Und wenn ich vom Russischen lese, dann denke ich ’sehr schade, dass alle die, die im Osten aufgewachsen sind, zwanghaft versuchen das ‚Kyrillische‘ zu vergessen.‘
Ich wünsche Dir eine gute und interessante Zeit bei der ATypI – sicherlich werden viele AtypI Besucher Deine Erfahrungen machen, ohne sie so präzise und humorvoll niederschreiben zu können.
thomas | BFA
hmm simone, das hat verschiedene gründe. es war zum einen so etwas wie »zwang«. da lernt man weniger willig.
erik
Dein bester beitrag bisher fürs FontBlog. Und das will was heissen.

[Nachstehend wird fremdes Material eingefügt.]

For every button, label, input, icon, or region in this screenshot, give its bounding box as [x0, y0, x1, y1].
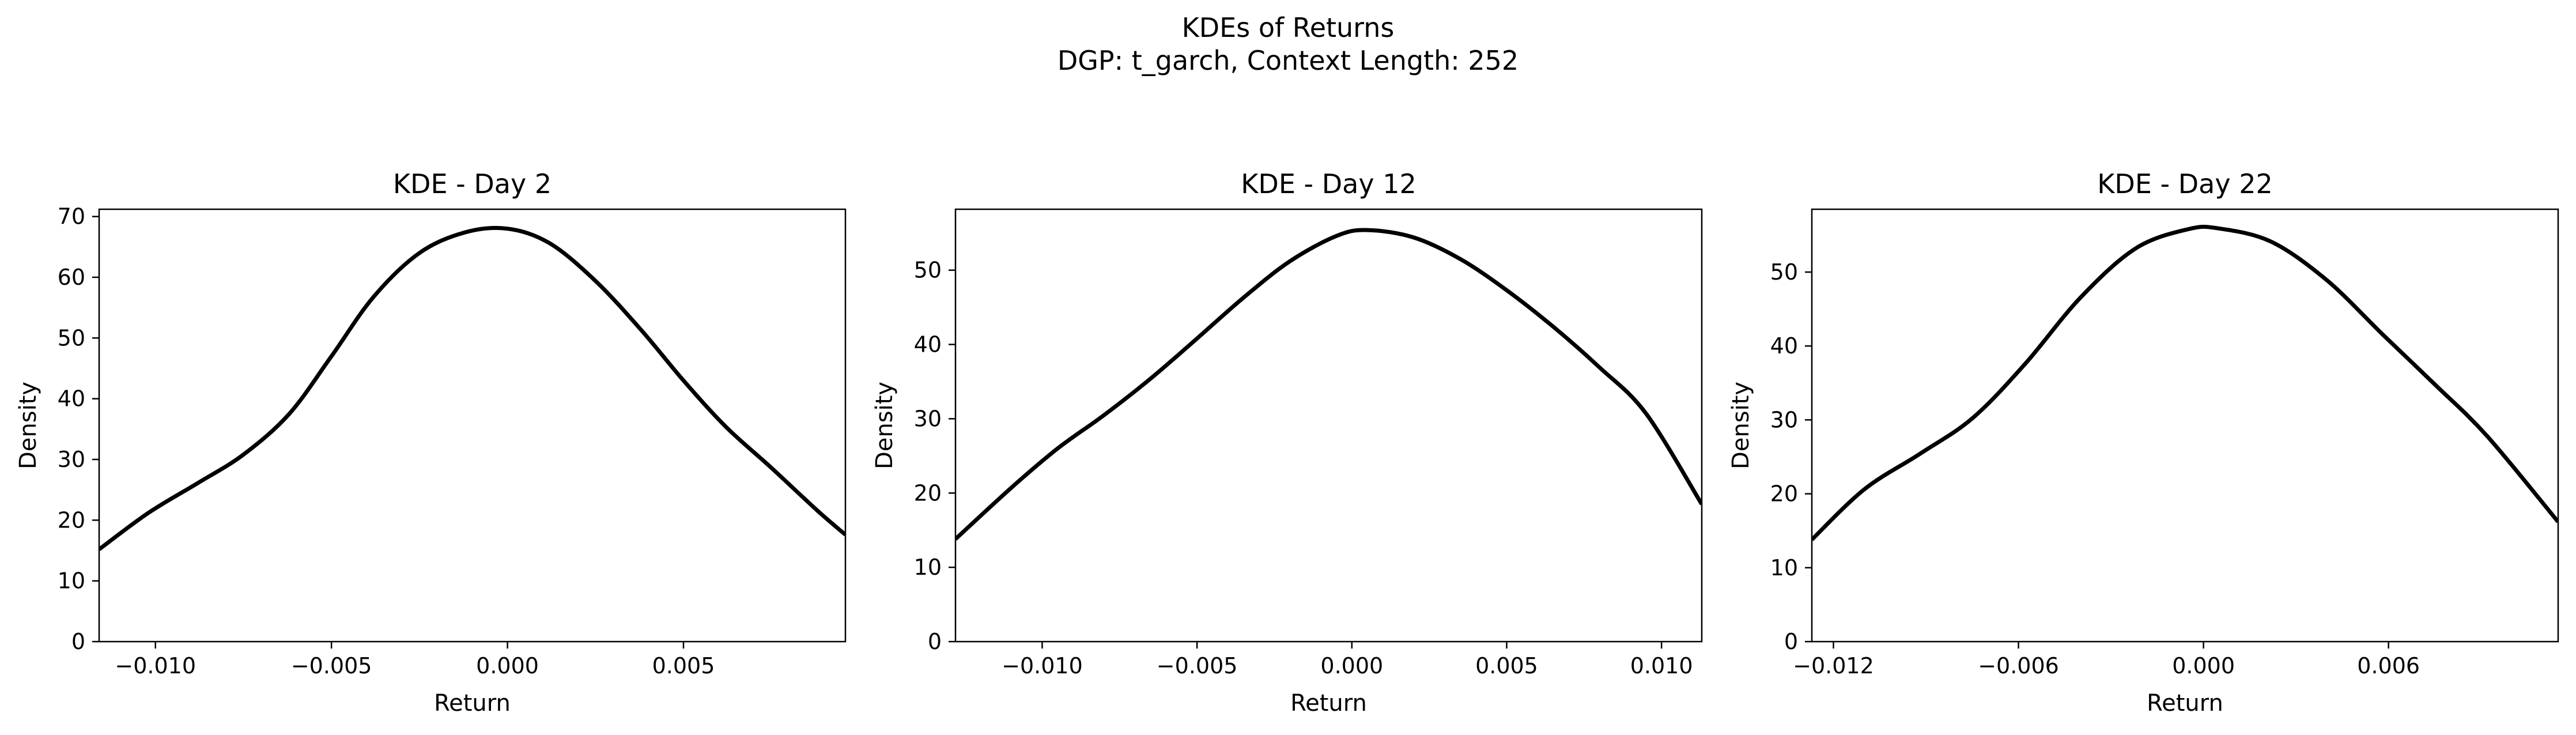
- x-tick-label: 0.000: [1320, 653, 1383, 679]
- x-tick-label: 0.000: [2172, 653, 2235, 679]
- panel-title: KDE - Day 2: [393, 168, 552, 199]
- y-tick-label: 0: [71, 629, 85, 654]
- y-tick-label: 60: [58, 265, 85, 290]
- y-tick-label: 40: [58, 386, 85, 412]
- x-tick-label: 0.005: [1475, 653, 1538, 679]
- x-tick-label: 0.006: [2357, 653, 2420, 679]
- panel-3: −0.012 −0.006 0.000 0.006 0 10 20 30 40 50 KDE - D…: [1728, 168, 2559, 717]
- y-axis-label: Density: [1728, 382, 1754, 469]
- figure-title: KDEs of Returns: [1182, 12, 1395, 43]
- axes-frame: [1811, 208, 2559, 643]
- kde-line-3: [1812, 224, 2558, 541]
- y-tick-label: 10: [58, 568, 85, 594]
- y-tick-label: 0: [1784, 629, 1798, 654]
- y-tick-label: 20: [58, 507, 85, 533]
- panel-1: −0.010 −0.005 0.000 0.005 0 10 20 30 40 50 60 70 KDE…: [15, 168, 847, 717]
- y-tick-label: 20: [914, 480, 942, 506]
- chart-panels: −0.010 −0.005 0.000 0.005 0 10 20 30 40 50 60 70 KDE…: [15, 168, 2559, 717]
- y-tick-label: 50: [914, 258, 942, 283]
- y-tick-label: 0: [928, 629, 942, 654]
- kde-line-2: [955, 228, 1702, 541]
- x-tick-label: 0.005: [652, 653, 715, 679]
- y-tick-label: 50: [1770, 259, 1798, 285]
- x-axis-label: Return: [1290, 690, 1367, 717]
- y-tick-label: 10: [1770, 555, 1798, 581]
- x-tick-label: −0.012: [1793, 653, 1874, 679]
- x-tick-label: −0.010: [115, 653, 196, 679]
- y-tick-label: 50: [58, 325, 85, 350]
- y-tick-label: 30: [58, 447, 85, 472]
- y-axis-label: Density: [15, 382, 41, 469]
- y-tick-label: 30: [1770, 407, 1798, 432]
- axes-frame: [954, 208, 1703, 643]
- x-tick-label: −0.006: [1978, 653, 2059, 679]
- panel-2: −0.010 −0.005 0.000 0.005 0.010 0 10 20 30 40 50 KD…: [871, 168, 1703, 717]
- figure-subtitle: DGP: t_garch, Context Length: 252: [1057, 45, 1519, 76]
- axes-frame: [98, 208, 847, 643]
- y-tick-label: 70: [58, 204, 85, 229]
- x-tick-label: 0.010: [1630, 653, 1693, 679]
- y-tick-label: 40: [914, 332, 942, 357]
- y-tick-label: 40: [1770, 333, 1798, 359]
- y-tick-label: 10: [914, 555, 942, 580]
- x-axis-label: Return: [2147, 690, 2223, 717]
- x-tick-label: −0.005: [291, 653, 372, 679]
- kde-line-1: [99, 225, 845, 551]
- x-tick-label: −0.010: [1002, 653, 1083, 679]
- panel-title: KDE - Day 22: [2097, 168, 2272, 199]
- y-tick-label: 30: [914, 406, 942, 431]
- panel-title: KDE - Day 12: [1241, 168, 1416, 199]
- y-tick-label: 20: [1770, 481, 1798, 507]
- x-axis-label: Return: [434, 690, 511, 717]
- x-tick-label: −0.005: [1157, 653, 1238, 679]
- y-axis-label: Density: [871, 382, 898, 469]
- x-tick-label: 0.000: [476, 653, 539, 679]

Kann leider nicht mit dir kyrillisch entziffern, weil ich daheim bleiben muss diesmal.
erik
Ach, übrigens:
DDR waren 16 mio, nicht 20 (soviel einwohner wie die Niederlande)
mitya
Beste Erlebnisse noch – und sei gespannt auf solche Finessen wie „Altrussisch“ (jene Schreibweisen, wie sie vor 1917 im Gebrauch waren, wie z.B. auf dem Photo mit der Zwiebelturmkirche am Kanal, links steht da „Compagnie Singer“ in Rot am Goldgrund, doch ein Dezimal-I kennt Russisch nicht mehr), Orientalia (wie am Japanisch-Restaurant davor, übersetzt heißt es „Japaneschen“, man liebt die Verniedlichung) und dergleichen mehr.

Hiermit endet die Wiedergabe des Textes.